A expectativa e a importância histórica que acompanharam a eleição de Barack Obama eram tão grandes quanto a pressão sobre o novo presidente. Sua mais importante tarefa era retirar a economia do atoleiro em que estava devido à crise financeira. O PIB (Produto Interno Bruto) americano vinha em declínio desde o início de 2008, tendo desabado no último trimestre do ano. Não precisou, porém, terminar o ano para que a recessão no país fosse oficializada. Em 1º de dezembro, o Departamento Nacional de Pesquisa Econômica, grupo privado de economistas encarregados de identificar ciclos na atividade nacional, disse que os Estados Unidos estavam em recessão desde dezembro de 2007. A queda em 2008 acabou sendo de -0,14%, com uma curva ainda mais forte para baixo em 2009.
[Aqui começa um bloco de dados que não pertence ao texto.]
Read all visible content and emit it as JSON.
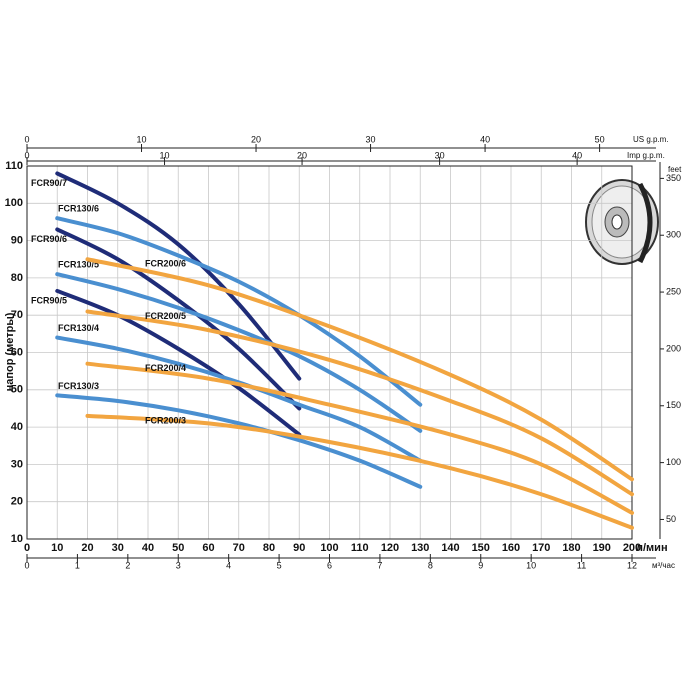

Obama aumentou os esforços iniciados por Bush para salvar a indústria automobilística

Obama não perdeu tempo. Em dezembro o Federal Reserve (banco central americano) já reduzira a taxa de juros anual para 0,25%, a menor na história do país, então o novo governo acreditava que não havia mais o que ser feito em termos de política monetária. Era necessária uma intervenção direta, com um grande estímulo do Estado, por meio de cortes de impostos, auxílio desemprego, aumento na oferta de crédito e outras medidas. Em 17 de fevereiro de 2009, o novo presidente assinou um pacote de ajuda para reativar a economia americana no valor de US$ 787 bilhões. Apesar de astronômico, o valor poderia ter sido maior, segundo alguns argumentam.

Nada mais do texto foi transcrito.